Sabir Khan & Aditya Kalyanpur
The Rubin Museum Of Art
March 23, 2018
The Rubin Museum now seems to have eased off on its penchant for strictly all-acoustic performances, with microphones in place for this recital by the Indian sarangi player Sabir Khan, returning a long time after his 2006 visit. The sarangi is a smallish box-shaped string instrument, looking like a complicated violin, but sounding more like a cello. It has similar qualities to the various types of Arabic rebab, but with many more sympathetic strings (metal), beyond its three prime strings (gut). It's played with a bow, and with hard nails applying pressure to the strings, rather than soft fingertips.
Khan was joined by Aditya Kalyanpur (tabla) and Falu (tanpura), as well as providing his own electronic drone. Khan sometimes tapped the strings with the flat palm of his hand, but he mainly bowed with a deep, granular flourish, opening up the set alone, with an extended alap introduction. Kalyanpur's tabla entered, and a slow flow commenced, with extended notes, or swift flashes of detailed running, drawing out the eventual heated climax, which arrived with lightning flurries, and smeared tabla skin-wobbles, slippery in nature. Khan had acknowledged Falu as a fabulous singer on the New York scene, but then he proceeded with a Rajasthani folk song, providing vocals himself, not offering the microphone to her, which was a small disappointment to conclude an exceptionally atmospheric and expressive gig.

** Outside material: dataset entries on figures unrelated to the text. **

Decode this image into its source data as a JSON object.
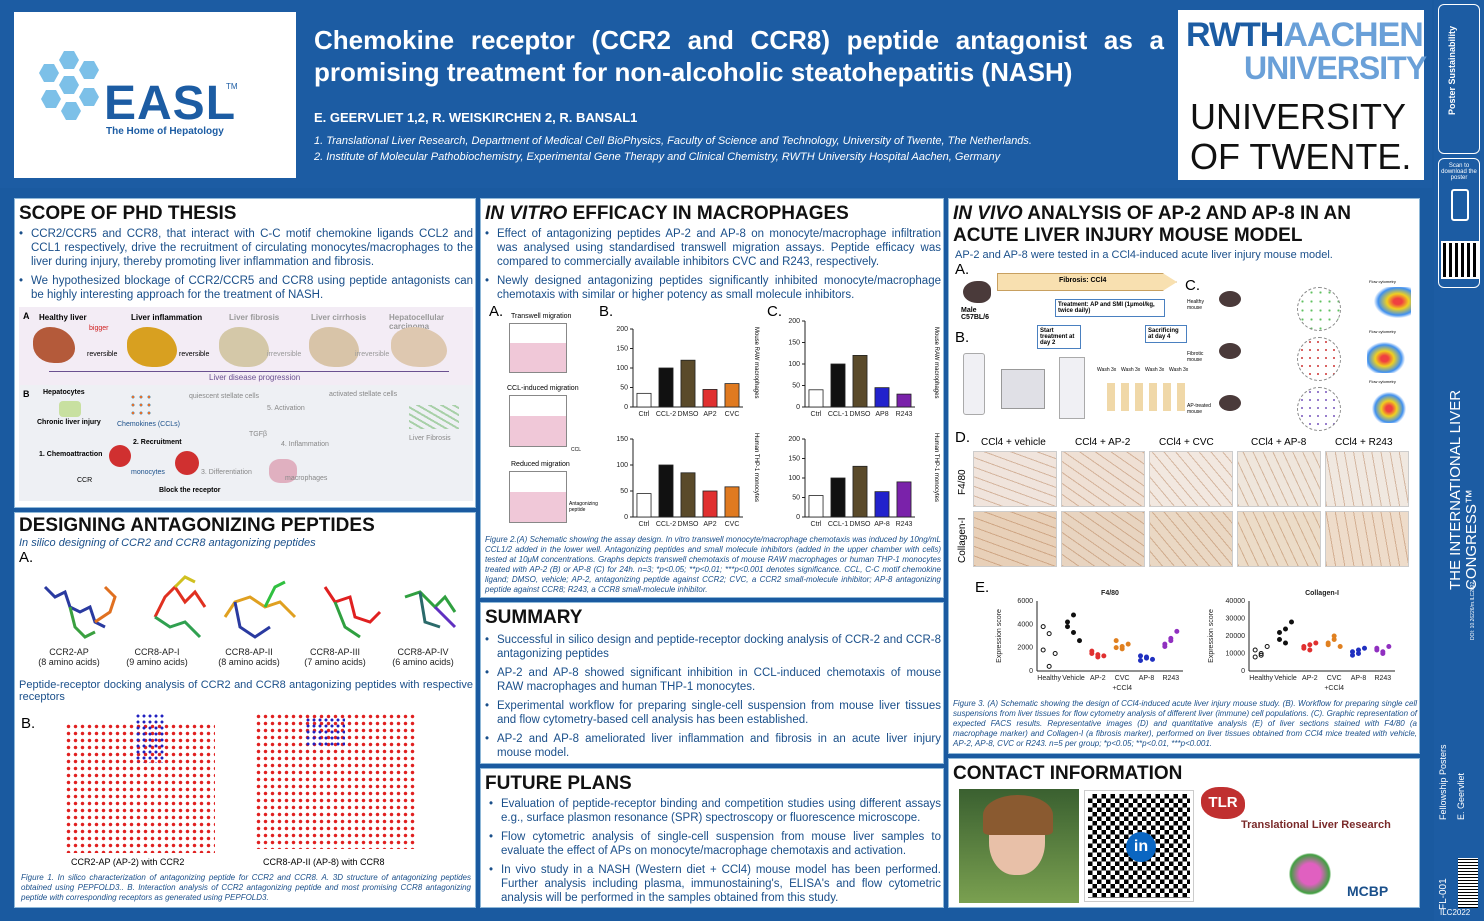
{
  "header": {
    "title": "Chemokine receptor (CCR2 and CCR8) peptide antagonist as a promising treatment for non-alcoholic steatohepatitis (NASH)",
    "authors": "E. GEERVLIET 1,2, R. WEISKIRCHEN 2, R. BANSAL1",
    "affil1": "1. Translational Liver Research, Department of Medical Cell BioPhysics, Faculty of Science and Technology, University of Twente, The Netherlands.",
    "affil2": "2. Institute of Molecular Pathobiochemistry, Experimental Gene Therapy and Clinical Chemistry, RWTH University Hospital Aachen, Germany",
    "easl": "EASL",
    "easl_tm": "TM",
    "easl_sub": "The Home of Hepatology",
    "rwth1": "RWTH",
    "rwth2": "AACHEN",
    "rwth3": "UNIVERSITY",
    "twente1": "UNIVERSITY",
    "twente2": "OF TWENTE."
  },
  "sidebar": {
    "brand": "Poster Sustainability",
    "scan": "Scan to download the poster",
    "congress": "THE INTERNATIONAL LIVER CONGRESS™",
    "doi": "DOI: 10.26226/m.ILC2022",
    "fellowship": "Fellowship Posters",
    "author": "E. Geervliet",
    "code": "FL-001",
    "ilc": "ILC2022"
  },
  "scope": {
    "title": "SCOPE OF PHD THESIS",
    "b1": "CCR2/CCR5 and CCR8, that interact with C-C motif chemokine ligands CCL2 and CCL1 respectively, drive the recruitment of circulating monocytes/macrophages to the liver during injury, thereby promoting liver inflammation and fibrosis.",
    "b2": "We hypothesized blockage of CCR2/CCR5 and CCR8 using peptide antagonists can be highly interesting approach for the treatment of NASH.",
    "fig": {
      "a": "A",
      "b": "B",
      "stages": [
        "Healthy liver",
        "Liver inflammation",
        "Liver fibrosis",
        "Liver cirrhosis",
        "Hepatocellular carcinoma"
      ],
      "bigger": "bigger",
      "rev1": "reversible",
      "rev2": "reversible",
      "irr1": "irreversible",
      "irr2": "irreversible",
      "progression": "Liver disease progression",
      "hep": "Hepatocytes",
      "chronic": "Chronic liver injury",
      "chemokines": "Chemokines (CCLs)",
      "quiescent": "quiescent stellate cells",
      "activation": "5. Activation",
      "activated": "activated stellate cells",
      "recruit": "2. Recruitment",
      "chemo": "1. Chemoattraction",
      "ccr": "CCR",
      "monocytes": "monocytes",
      "diff": "3. Differentiation",
      "tgf": "TGFβ",
      "inflam": "4. Inflammation",
      "macro": "macrophages",
      "block": "Block the receptor",
      "fibrosis": "Liver Fibrosis"
    }
  },
  "design": {
    "title": "DESIGNING ANTAGONIZING PEPTIDES",
    "subtitle": "In silico designing of CCR2 and CCR8 antagonizing peptides",
    "a": "A.",
    "b": "B.",
    "mols": [
      {
        "name": "CCR2-AP",
        "aa": "(8 amino acids)"
      },
      {
        "name": "CCR8-AP-I",
        "aa": "(9 amino acids)"
      },
      {
        "name": "CCR8-AP-II",
        "aa": "(8 amino acids)"
      },
      {
        "name": "CCR8-AP-III",
        "aa": "(7 amino acids)"
      },
      {
        "name": "CCR8-AP-IV",
        "aa": "(6 amino acids)"
      }
    ],
    "docking": "Peptide-receptor docking analysis of CCR2 and CCR8 antagonizing peptides with respective receptors",
    "dock1": "CCR2-AP (AP-2) with CCR2",
    "dock2": "CCR8-AP-II (AP-8) with CCR8",
    "caption": "Figure 1. In silico characterization of antagonizing peptide for CCR2 and CCR8. A. 3D structure of antagonizing peptides obtained using PEPFOLD3.. B. Interaction analysis of CCR2 antagonizing peptide and most promising CCR8 antagonizing peptide with corresponding receptors as generated using PEPFOLD3."
  },
  "invitro": {
    "title_i": "IN VITRO",
    "title_r": " EFFICACY IN MACROPHAGES",
    "b1": "Effect of antagonizing peptides AP-2 and AP-8 on monocyte/macrophage infiltration was analysed using standardised transwell migration assays. Peptide efficacy was compared to commercially available inhibitors CVC and R243, respectively.",
    "b2": "Newly designed antagonizing peptides significantly inhibited monocyte/macrophage chemotaxis with similar or higher potency as small molecule inhibitors.",
    "labA": "A.",
    "labB": "B.",
    "labC": "C.",
    "tw1": "Transwell migration",
    "tw2": "CCL-induced migration",
    "tw3": "Reduced migration",
    "ccl": "CCL",
    "antag": "Antagonizing peptide",
    "ylabel": "% migrated cells compared to CCL-2",
    "ylabel8": "% migrated cells compared to CCL-1",
    "mouse": "Mouse RAW macrophages",
    "human": "Human THP-1 monocytes",
    "caption": "Figure 2.(A) Schematic showing the assay design. In vitro transwell monocyte/macrophage chemotaxis was induced by 10ng/mL CCL1/2 added in the lower well. Antagonizing peptides and small molecule inhibitors (added in the upper chamber with cells) tested at 10μM concentrations. Graphs depicts transwell chemotaxis of mouse RAW macrophages or human THP-1 monocytes treated with AP-2 (B) or AP-8 (C) for 24h. n=3; *p<0.05; **p<0.01; ***p<0.001 denotes significance. CCL, C-C motif chemokine ligand; DMSO, vehicle; AP-2, antagonizing peptide against CCR2; CVC, a CCR2 small-molecule inhibitor; AP-8 antagonizing peptide against CCR8; R243, a CCR8 small-molecule inhibitor."
  },
  "chart_data": [
    {
      "type": "bar",
      "id": "B-mouse",
      "categories": [
        "Ctrl",
        "CCL-2",
        "DMSO",
        "AP2",
        "CVC"
      ],
      "values": [
        35,
        100,
        120,
        45,
        60
      ],
      "ylim": [
        0,
        200
      ],
      "ticks": [
        0,
        50,
        100,
        150,
        200
      ],
      "colors": [
        "#ffffff",
        "#111111",
        "#5a4a2a",
        "#e03030",
        "#e07a20"
      ]
    },
    {
      "type": "bar",
      "id": "B-human",
      "categories": [
        "Ctrl",
        "CCL-2",
        "DMSO",
        "AP2",
        "CVC"
      ],
      "values": [
        45,
        100,
        85,
        50,
        58
      ],
      "ylim": [
        0,
        150
      ],
      "ticks": [
        0,
        50,
        100,
        150
      ],
      "colors": [
        "#ffffff",
        "#111111",
        "#5a4a2a",
        "#e03030",
        "#e07a20"
      ]
    },
    {
      "type": "bar",
      "id": "C-mouse",
      "categories": [
        "Ctrl",
        "CCL-1",
        "DMSO",
        "AP8",
        "R243"
      ],
      "values": [
        40,
        100,
        120,
        45,
        30
      ],
      "ylim": [
        0,
        200
      ],
      "ticks": [
        0,
        50,
        100,
        150,
        200
      ],
      "colors": [
        "#ffffff",
        "#111111",
        "#5a4a2a",
        "#2222cc",
        "#7a22aa"
      ]
    },
    {
      "type": "bar",
      "id": "C-human",
      "categories": [
        "Ctrl",
        "CCL-1",
        "DMSO",
        "AP-8",
        "R243"
      ],
      "values": [
        55,
        100,
        130,
        65,
        90
      ],
      "ylim": [
        0,
        200
      ],
      "ticks": [
        0,
        50,
        100,
        150,
        200
      ],
      "colors": [
        "#ffffff",
        "#111111",
        "#5a4a2a",
        "#2222cc",
        "#7a22aa"
      ]
    },
    {
      "type": "scatter",
      "id": "E-F480",
      "title": "F4/80",
      "ylabel": "Expression score",
      "categories": [
        "Healthy",
        "Vehicle",
        "AP-2",
        "CVC",
        "AP-8",
        "R243"
      ],
      "ylim": [
        0,
        6000
      ],
      "ticks": [
        0,
        2000,
        4000,
        6000
      ],
      "xgroup": "+CCl4"
    },
    {
      "type": "scatter",
      "id": "E-Col",
      "title": "Collagen-I",
      "ylabel": "Expression score",
      "categories": [
        "Healthy",
        "Vehicle",
        "AP-2",
        "CVC",
        "AP-8",
        "R243"
      ],
      "ylim": [
        0,
        40000
      ],
      "ticks": [
        0,
        10000,
        20000,
        30000,
        40000
      ],
      "xgroup": "+CCl4"
    }
  ],
  "summary": {
    "title": "SUMMARY",
    "b1": "Successful in silico design and peptide-receptor docking analysis of CCR-2 and CCR-8 antagonizing peptides",
    "b2": "AP-2 and AP-8 showed significant inhibition in CCL-induced chemotaxis of mouse RAW macrophages and human THP-1 monocytes.",
    "b3": "Experimental workflow for preparing single-cell suspension from mouse liver tissues and flow cytometry-based cell analysis has been established.",
    "b4": "AP-2 and AP-8 ameliorated liver inflammation and fibrosis in an acute liver injury mouse model."
  },
  "future": {
    "title": "FUTURE PLANS",
    "b1": "Evaluation of peptide-receptor binding and competition studies using different assays e.g., surface plasmon resonance (SPR) spectroscopy or fluorescence microscope.",
    "b2": "Flow cytometric analysis of single-cell suspension from mouse liver samples to evaluate the effect of APs on monocyte/macrophage chemotaxis and activation.",
    "b3": "In vivo study in a NASH (Western diet + CCl4) mouse model has been performed. Further analysis including plasma, immunostaining's, ELISA's  and flow cytometric analysis will be performed in the samples obtained from this study."
  },
  "invivo": {
    "title_i": "IN VIVO",
    "title_r": " ANALYSIS OF AP-2 AND AP-8 IN AN ACUTE LIVER INJURY MOUSE MODEL",
    "intro": "AP-2 and AP-8 were tested in a CCl4-induced acute liver injury mouse model.",
    "labA": "A.",
    "labB": "B.",
    "labC": "C.",
    "labD": "D.",
    "labE": "E.",
    "fibrosis": "Fibrosis: CCl4",
    "treatment": "Treatment: AP and SMI (1μmol/kg, twice daily)",
    "male": "Male C57BL/6",
    "start": "Start treatment at day 2",
    "sac": "Sacrificing at day 4",
    "wash": [
      "Wash 3x",
      "Wash 3x",
      "Wash 3x",
      "Wash 3x"
    ],
    "cgroups": [
      "Healthy mouse",
      "Fibrotic mouse",
      "AP-treated mouse"
    ],
    "flow": "Flow cytometry",
    "dcols": [
      "CCl4 + vehicle",
      "CCl4 + AP-2",
      "CCl4 + CVC",
      "CCl4 + AP-8",
      "CCl4 + R243"
    ],
    "drows": [
      "F4/80",
      "Collagen-I"
    ],
    "caption": "Figure 3. (A) Schematic showing the design of CCl4-induced acute liver injury mouse study. (B). Workflow for preparing single cell suspensions from liver tissues for flow cytometry analysis of different liver (immune) cell populations. (C). Graphic representation of expected FACS results. Representative images (D) and quantitative analysis (E) of liver sections stained with F4/80 (a macrophage marker) and Collagen-I (a fibrosis marker), performed on liver tissues obtained from CCl4 mice treated with vehicle, AP-2, AP-8, CVC or R243. n=5 per group; *p<0.05; **p<0.01, ***p<0.001."
  },
  "contact": {
    "title": "CONTACT INFORMATION",
    "tlr": "TLR",
    "tlr_text": "Translational Liver Research",
    "mcbp": "MCBP"
  }
}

The Steve Smith Organ Trio
March 23, 2018
Later the same evening, just a short amble uptown, drummer Steve Smith
led his Organ Trio, which is dedicated to the upheaval of 1960s jazz groove. Smith himself has devoted considerable time to the study of Indian classical music, and is dedicated to that craft as a significant influence on his jazz and rock stylings. The Groove: Blue
repertoire was delivered together with Tony Monaco
(Hammond organ) and Vinny Valentino
The late set at Birdland was well-populated, with energy-sizzle left over from the earlier show. These three players were laughing and grooving straight off, the spirited audience locked into the experience immediately, firmly aligned with these swirling cruisers. Monaco enjoyed the sustained tone of his instrument, relishing its tidal rush, as he upped the volume curve. Around 15 minutes in, with "Indonesian Nights" underway, Valentino was vocalising along with his guitar solo (no mean feat to perform such an act with 'good taste'), whilst Monaco and Smith led the crowd along with swift handclaps. This trio overflows with retro funksomeness, a pact that began when the bandleader and Valentino met Monaco at a heated Jakarta all-night jam session, whilst appearing at the Java Jazz Festival in 2011.
Most of the set's repertoire was taken from their 2015 album, although opening with "Vinny's Blues." Following "Bugalu," they veered into "The Brush Off," which unsurprisingly featured Smith on the lighter sticks. A sophisticated slinker, it provided some respite before the trio hurtled into "Caravan," skipping and prancing, as Monaco churned out an enlarged solo, pumping right at the heart. Smith provided an equally monstrous drum solo, now brandishing sticks for a full assault of complex patterns. For "It's Only A Paper Moon," Smith invited Swaminathan Selvaganesh to sing, and play the kanjira (a south Indian frame drum), with the Chennai native alternating konnakol (Carnatic classical music percussion-talk) phrases with Smith, at bewildering velocity. In the evening's final drum solo, Smith suddenly whipped out a pair of glow-sticks, as the stage lighting was killed. These groovemeisters know all about entertainment, but Smith favours an intricate and substantial incarnation of the groove, promoting a complex manifestation of earthy head-nodding.
The Billy Childs Quartet
March 25, 2018
Los Angeles pianist Billy Childs
chooses his sidemen well, but perhaps too well, if he was in danger of being a player with an ego enlargement. This quartet's team of Ari Hoenig
(drums), Hans Glawischnig
(bass) and Dayna Stephens
(saxophones) all tend towards an energised, extroverted expression of their considerable powers, so perhaps Childs can be content as an august leader- composer figure, rather than feeling the need to compete with his own supercharged employees.